2023 Winner of the Pulitzer Prize for Fiction
by Hernan Diaz
From an award-winning chronicler of our nation’s history and its legends comes his much-anticipated novel about wealth and talent, trust and intimacy, truth and perception.
Even through the roar and effervescence of the 1920s, everyone in New York has heard of Benjamin and Helen Rask. He is a legendary Wall Street tycoon; she is the brilliant daughter of eccentric aristocrats. Together, they have risen to the very top of a world of seemingly endless wealth. But the secrets around their affluence and grandeur excites gossip. Rumors about Benjamin’s financial maneuvers and Helen’s reclusiveness start to spread—all as a decade of excess and speculation draws to an end. At what cost have they acquired their immense fortune?
This is the mystery at the center of a successful 1938 novel entitled Bonds, which all of New York seems to have read. But it isn’t the only version.
Hernan Diaz’s Trust brilliantly puts the story of these characters into conversation with other accounts — and in tension with the life and perspective of a young woman bent on disentangling fact from fiction. The result is a novel that becomes more exhilarating and profound with each new layer and revelation. Provocative and propulsive, Trust engages the reader in a quest for the truth while confronting the reality-warping gravitational pull of money and how power often manipulates facts. An elegant, multifaceted epic that recovers the voices buried under the myths that justify our foundational inequality, Trust is a literary triumph with a beating heart and urgent stakes.
by Barbara Kingsolver
"Anyone will tell you the born of this world are marked from the get-out, win or lose."
Demon Copperhead is set in the mountains of southern Appalachia. It's the story of a boy born to a teenaged single mother in a single-wide trailer, with no assets beyond his dead father's good looks and copper-colored hair, a caustic wit, and a fierce talent for survival. In a plot that never pauses for breath, relayed in his own unsparing voice, he braves the modern perils of foster care, child labor, derelict schools, athletic success, addiction, disastrous loves, and crushing losses. Through all of it, he reckons with his own invisibility in a popular culture where even the superheroes have abandoned rural people in favor of cities.
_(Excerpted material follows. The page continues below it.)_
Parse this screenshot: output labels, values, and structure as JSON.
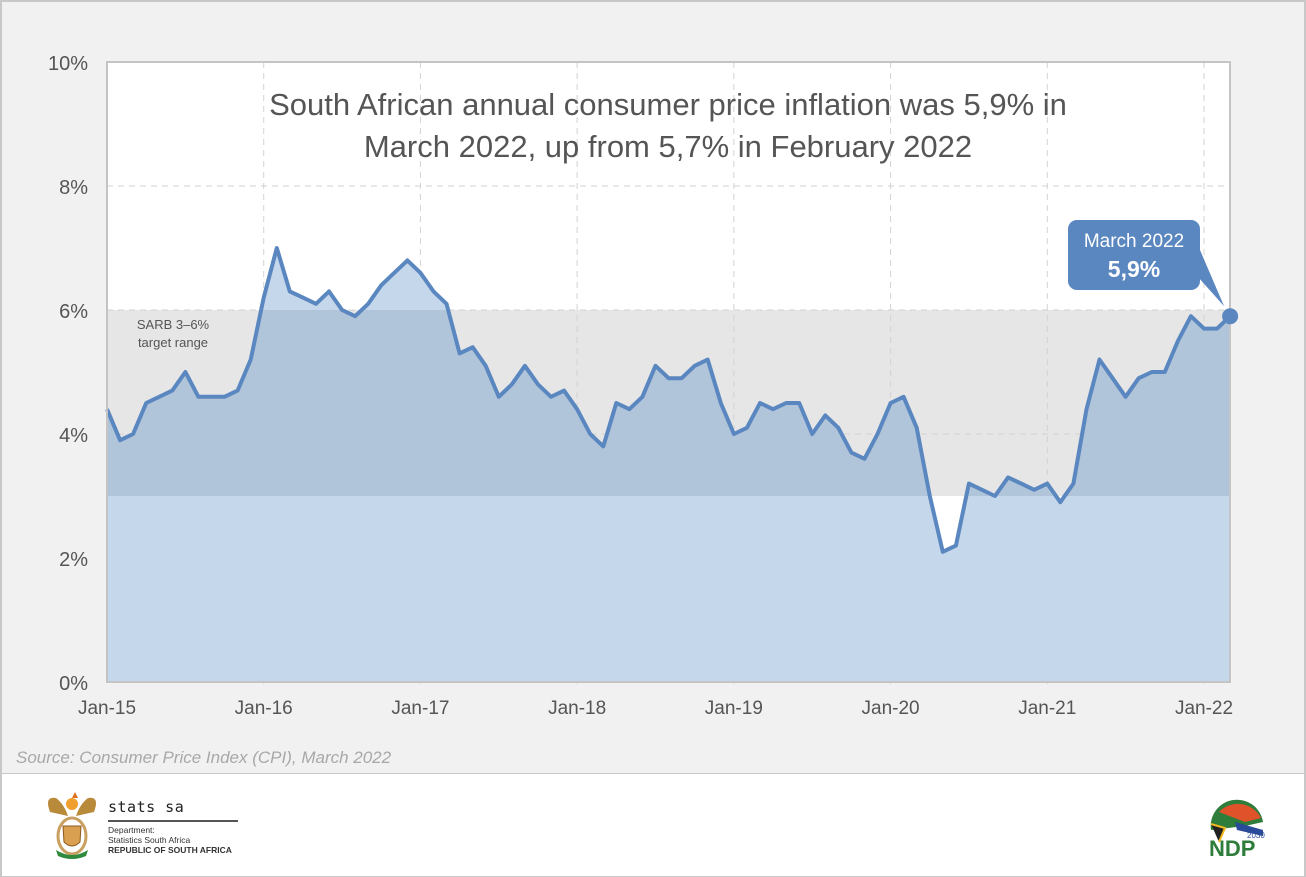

Many generations ago, Charles Dickens wrote David Copperfield from his experience as a survivor of institutional poverty and its damages to children in his society. Those problems have yet to be solved in ours. Dickens is not a prerequisite for readers of this novel, but he provided its inspiration. In transposing a Victorian epic novel to the contemporary American South, Barbara Kingsolver enlists Dickens' anger and compassion, and above all, his faith in the transformative powers of a good story. Demon Copperhead speaks for a new generation of lost boys, and all those born into beautiful, cursed places they can't imagine leaving behind.
The Pulitzer Prize has been awarded by Columbia University each spring since 1917. The awards are chosen by a board of jurors for Journalism, Letters, Music and Drama. The awards for Letters include Nonfiction, Poetry, Biography or Autobiography, History, and Fiction.